Abstract

Introduction Ductal carcinoma in situ (DCIS) is predominantly an asymptomatic disease detected by mammographic screening. Twenty-one percent of cancers diagnosed by the National Health Service Breast Screening Programme (NHSBSP) in 2006–7 were non-invasive. The number of DCIS cases diagnosed by the NHSBSP has more than doubled in the last 10 years with 3300 cases diagnosed in 2006–7. The proportion of screen-detected tumors that are DCIS varies according to the age of the population screened and also the threshold of the film readers regarding the recall of mammographic calcification, calcification being by far the commonest radiological feature of DCIS. Calcifications associated with DCIS can be comedo (rod-shaped or branching), granular (like sugar grains), or round or punctate. The frequency of these types of calcification in Sloane Project DCIS cases is shown in Figure 7.1. About half the DCIS cases manifesting as calcification show comedo calcification while DCIS uncommonly shows only punctate calcification with no granular or comedo forms.

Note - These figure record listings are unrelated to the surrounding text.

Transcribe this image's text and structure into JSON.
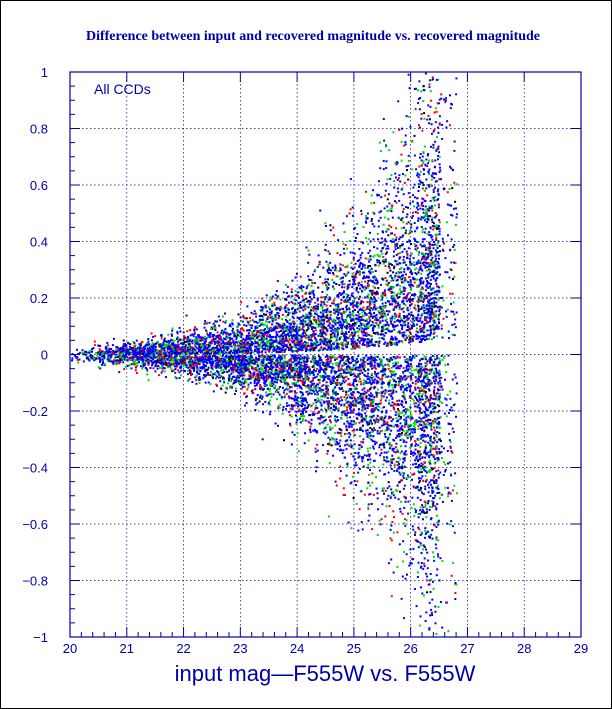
{
  "chart_data": {
    "type": "scatter",
    "title": "Difference between input and recovered magnitude vs. recovered magnitude",
    "xlabel": "input mag—F555W vs. F555W",
    "ylabel": "",
    "annotation": "All CCDs",
    "xlim": [
      20,
      29
    ],
    "ylim": [
      -1,
      1
    ],
    "xticks": [
      "20",
      "21",
      "22",
      "23",
      "24",
      "25",
      "26",
      "27",
      "28",
      "29"
    ],
    "yticks": [
      "−1",
      "−0.8",
      "−0.6",
      "−0.4",
      "−0.2",
      "0",
      "0.2",
      "0.4",
      "0.6",
      "0.8",
      "1"
    ],
    "grid": true,
    "legend": "none",
    "series_colors": [
      "#0000ff",
      "#00dd00",
      "#ff0000",
      "#000000"
    ],
    "series_weights": [
      0.62,
      0.2,
      0.12,
      0.06
    ],
    "distribution": {
      "x_range": [
        20,
        26.8
      ],
      "x_cutoff": 26.5,
      "y_center": 0.0,
      "spread_at_x": [
        {
          "x": 20.0,
          "y_sigma": 0.012
        },
        {
          "x": 21.0,
          "y_sigma": 0.02
        },
        {
          "x": 22.0,
          "y_sigma": 0.035
        },
        {
          "x": 23.0,
          "y_sigma": 0.06
        },
        {
          "x": 24.0,
          "y_sigma": 0.11
        },
        {
          "x": 25.0,
          "y_sigma": 0.2
        },
        {
          "x": 26.0,
          "y_sigma": 0.35
        },
        {
          "x": 26.5,
          "y_sigma": 0.5
        }
      ],
      "positive_skew": 0.06
    },
    "colors": {
      "axis": "#0000aa",
      "grid": "#0000aa",
      "title": "#0000aa",
      "tick_labels": "#0000aa",
      "xlabel": "#0000aa",
      "annotation": "#0000aa"
    }
  }
}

Younger women have a higher proportion of DCIS detected at screening compared with older women (Figure 7.2), and women are more likely to have DCIS diagnosed on their first screen than on subsequent screens (Figure 7.3). Younger women are also more likely to have an extensive in situ component associated with an invasive cancer than older women. This is why calcification is a more important mammographic feature of malignancy, the younger the screening population.